Ha aumentado la capacidad tecnológica para detectar sismos.
El investigador de la UNAM, Luis Quintanar, que no hay épocas para que se susciten los temblores.
Luis Quintanar, investigador del Departamento de Sismología de la UNAM, expuso que es un mito que haya temporada de sismos, pues estos ocurren a lo largo del año, pero ahora gracias a la mayor capacidad tecnológica se detectan con más frecuencia.
«En el mes de septiembre surgen creencias, mitos de que hay épocas para que ocurran los temblores, así como las hay para las lluvias. Hay que dejar claro que los sismos se originan al interior de la tierra y nada tienen que ver con fenómenos atmosféricos. Los sismos ocurren a lo largo del año y hay que estar preparados» explicó.
Por lo anterior, el académico de la máxima casa de estudios remarcó que no ocurren más sismos en la Ciudad de México, sino que al haber más estaciones de monitoreo, se detectan en mayor medida.
Puso de ejemplo que, en el caso del Valle de México, se cuenta con una red con 30 estaciones que detecta los movimientos que aquí se originan, como los del viernes, registrado a tres kilómetros al oriente de la delegación Benito Juárez, el primero registrado a las 11:07 horas, con una magnitud 2.2, y el segundo, a las 11: 20 horas, con magnitud de 1.8 grados.
«Estamos acostumbrados a la intensidad de los sismos que provienen de las costas del Pacífico, de magnitud mayor. Los que se originan en el Valle de México no van más allá de 3 o 3.5» detalló.
Luis Quintanar subrayó que Gracias a la red sísmica y al registro de los movimientos se sabe que la zona oriente de la CdMx es la de mayor sismicidad, aunque también hay eventos en la parte poniente en demarcaciones como Cuajimalpa, y de manera más esporádica en el área de la jurisdicción Benito Juárez.
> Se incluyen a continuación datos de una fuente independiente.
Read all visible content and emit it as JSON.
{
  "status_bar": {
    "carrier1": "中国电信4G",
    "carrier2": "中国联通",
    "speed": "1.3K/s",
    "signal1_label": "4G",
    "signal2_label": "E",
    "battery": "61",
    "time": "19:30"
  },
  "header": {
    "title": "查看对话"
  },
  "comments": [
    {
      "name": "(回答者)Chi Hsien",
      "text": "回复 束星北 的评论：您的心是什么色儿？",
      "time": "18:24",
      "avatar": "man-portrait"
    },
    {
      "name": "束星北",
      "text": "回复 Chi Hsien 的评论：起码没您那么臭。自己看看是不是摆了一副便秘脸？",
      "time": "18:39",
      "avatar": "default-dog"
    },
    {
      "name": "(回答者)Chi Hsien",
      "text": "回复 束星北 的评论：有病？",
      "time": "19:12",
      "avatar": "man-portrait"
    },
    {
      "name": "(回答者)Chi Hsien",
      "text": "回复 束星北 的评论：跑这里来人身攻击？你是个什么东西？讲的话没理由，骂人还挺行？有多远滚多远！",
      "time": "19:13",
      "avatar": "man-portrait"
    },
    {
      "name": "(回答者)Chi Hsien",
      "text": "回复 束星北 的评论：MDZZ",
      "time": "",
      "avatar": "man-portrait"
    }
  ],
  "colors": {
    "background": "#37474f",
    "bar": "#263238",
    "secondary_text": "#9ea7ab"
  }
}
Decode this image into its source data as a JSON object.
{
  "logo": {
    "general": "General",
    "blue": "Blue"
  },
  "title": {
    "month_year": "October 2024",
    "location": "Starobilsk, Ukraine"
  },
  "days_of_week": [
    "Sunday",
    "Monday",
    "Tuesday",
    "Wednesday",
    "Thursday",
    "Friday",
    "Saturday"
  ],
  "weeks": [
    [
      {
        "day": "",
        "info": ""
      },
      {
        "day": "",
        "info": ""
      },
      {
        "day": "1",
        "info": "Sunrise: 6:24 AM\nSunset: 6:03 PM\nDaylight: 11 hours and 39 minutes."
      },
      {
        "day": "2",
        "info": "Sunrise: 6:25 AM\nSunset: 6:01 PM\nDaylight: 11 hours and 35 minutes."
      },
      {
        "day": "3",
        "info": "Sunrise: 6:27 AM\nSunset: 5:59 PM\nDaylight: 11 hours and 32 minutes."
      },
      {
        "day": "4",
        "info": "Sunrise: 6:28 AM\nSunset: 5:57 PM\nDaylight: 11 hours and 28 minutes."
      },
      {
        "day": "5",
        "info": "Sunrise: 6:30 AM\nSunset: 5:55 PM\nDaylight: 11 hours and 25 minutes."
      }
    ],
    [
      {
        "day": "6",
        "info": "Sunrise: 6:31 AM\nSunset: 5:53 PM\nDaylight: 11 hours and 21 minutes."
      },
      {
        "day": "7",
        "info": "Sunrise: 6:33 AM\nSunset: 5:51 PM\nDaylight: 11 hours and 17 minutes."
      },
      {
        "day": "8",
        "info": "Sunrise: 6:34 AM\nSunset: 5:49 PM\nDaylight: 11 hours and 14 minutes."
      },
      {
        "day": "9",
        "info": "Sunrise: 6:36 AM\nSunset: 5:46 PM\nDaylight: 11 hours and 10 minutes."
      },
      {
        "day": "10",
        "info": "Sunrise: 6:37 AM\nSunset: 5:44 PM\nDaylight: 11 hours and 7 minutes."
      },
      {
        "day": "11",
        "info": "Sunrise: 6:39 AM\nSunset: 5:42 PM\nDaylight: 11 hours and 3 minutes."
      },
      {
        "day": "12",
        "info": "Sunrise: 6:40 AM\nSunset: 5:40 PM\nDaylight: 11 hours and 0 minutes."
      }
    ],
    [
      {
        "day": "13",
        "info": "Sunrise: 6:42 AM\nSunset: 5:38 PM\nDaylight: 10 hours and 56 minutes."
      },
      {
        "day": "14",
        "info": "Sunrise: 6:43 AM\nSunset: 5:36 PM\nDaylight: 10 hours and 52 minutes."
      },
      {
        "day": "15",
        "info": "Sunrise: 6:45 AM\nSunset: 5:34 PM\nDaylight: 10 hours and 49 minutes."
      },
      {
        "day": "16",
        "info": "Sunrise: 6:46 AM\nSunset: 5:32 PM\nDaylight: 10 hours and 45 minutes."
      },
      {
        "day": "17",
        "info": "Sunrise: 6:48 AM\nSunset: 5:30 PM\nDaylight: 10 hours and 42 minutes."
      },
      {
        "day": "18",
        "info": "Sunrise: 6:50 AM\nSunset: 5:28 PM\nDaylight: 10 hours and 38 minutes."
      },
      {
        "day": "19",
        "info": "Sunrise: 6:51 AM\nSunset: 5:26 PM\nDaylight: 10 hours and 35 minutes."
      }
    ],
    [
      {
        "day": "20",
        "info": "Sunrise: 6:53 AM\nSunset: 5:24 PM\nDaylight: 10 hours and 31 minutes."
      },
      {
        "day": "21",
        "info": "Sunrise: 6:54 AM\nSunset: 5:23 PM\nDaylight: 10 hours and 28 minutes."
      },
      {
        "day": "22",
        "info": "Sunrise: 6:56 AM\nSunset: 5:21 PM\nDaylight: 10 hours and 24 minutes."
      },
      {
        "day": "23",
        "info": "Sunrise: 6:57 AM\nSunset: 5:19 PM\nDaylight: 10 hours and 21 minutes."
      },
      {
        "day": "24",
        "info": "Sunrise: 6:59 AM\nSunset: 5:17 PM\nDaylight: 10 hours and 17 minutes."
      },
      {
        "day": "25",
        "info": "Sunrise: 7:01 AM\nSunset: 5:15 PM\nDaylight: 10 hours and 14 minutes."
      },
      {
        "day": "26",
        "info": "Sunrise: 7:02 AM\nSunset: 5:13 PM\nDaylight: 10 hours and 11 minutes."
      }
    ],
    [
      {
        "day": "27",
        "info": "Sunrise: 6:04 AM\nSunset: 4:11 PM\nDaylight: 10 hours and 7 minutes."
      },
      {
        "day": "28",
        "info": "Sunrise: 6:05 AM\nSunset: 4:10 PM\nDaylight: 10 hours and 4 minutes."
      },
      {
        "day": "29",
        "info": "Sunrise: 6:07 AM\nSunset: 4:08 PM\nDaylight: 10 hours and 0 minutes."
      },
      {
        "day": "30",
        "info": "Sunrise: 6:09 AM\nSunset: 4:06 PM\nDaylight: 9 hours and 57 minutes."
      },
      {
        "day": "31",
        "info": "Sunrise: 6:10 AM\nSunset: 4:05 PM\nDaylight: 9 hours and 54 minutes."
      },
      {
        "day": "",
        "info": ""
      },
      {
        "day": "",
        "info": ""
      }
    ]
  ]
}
Resaltó que eI Instituto de Geología ha ubicado entre 20 o 30 fallas que están siendo cartografiadas en esta urbe, pero no son las únicas y acotó que la extracción de agua en el Valle de México puede ser un factor concurrente a la actividad sísmica, pero no es el principal.
«Los habitantes de la Ciudad de México deben considerar que los temblores ocurridos fuera del Valle de México tienen la capacidad de inducir sismicidad en nuestra urbe, adicional a la que se origina aquí mismo. Por ello, es necesario revisar las construcciones y reforzarlas para evitar posibles colapsos futuros».
Concluyó que mientras no sea predecir los sismos, no queda más que mitigar los posibles daños, hacer caso a las autoridades, realizar simulacros y tomar estos fenómenos en su punto cabal.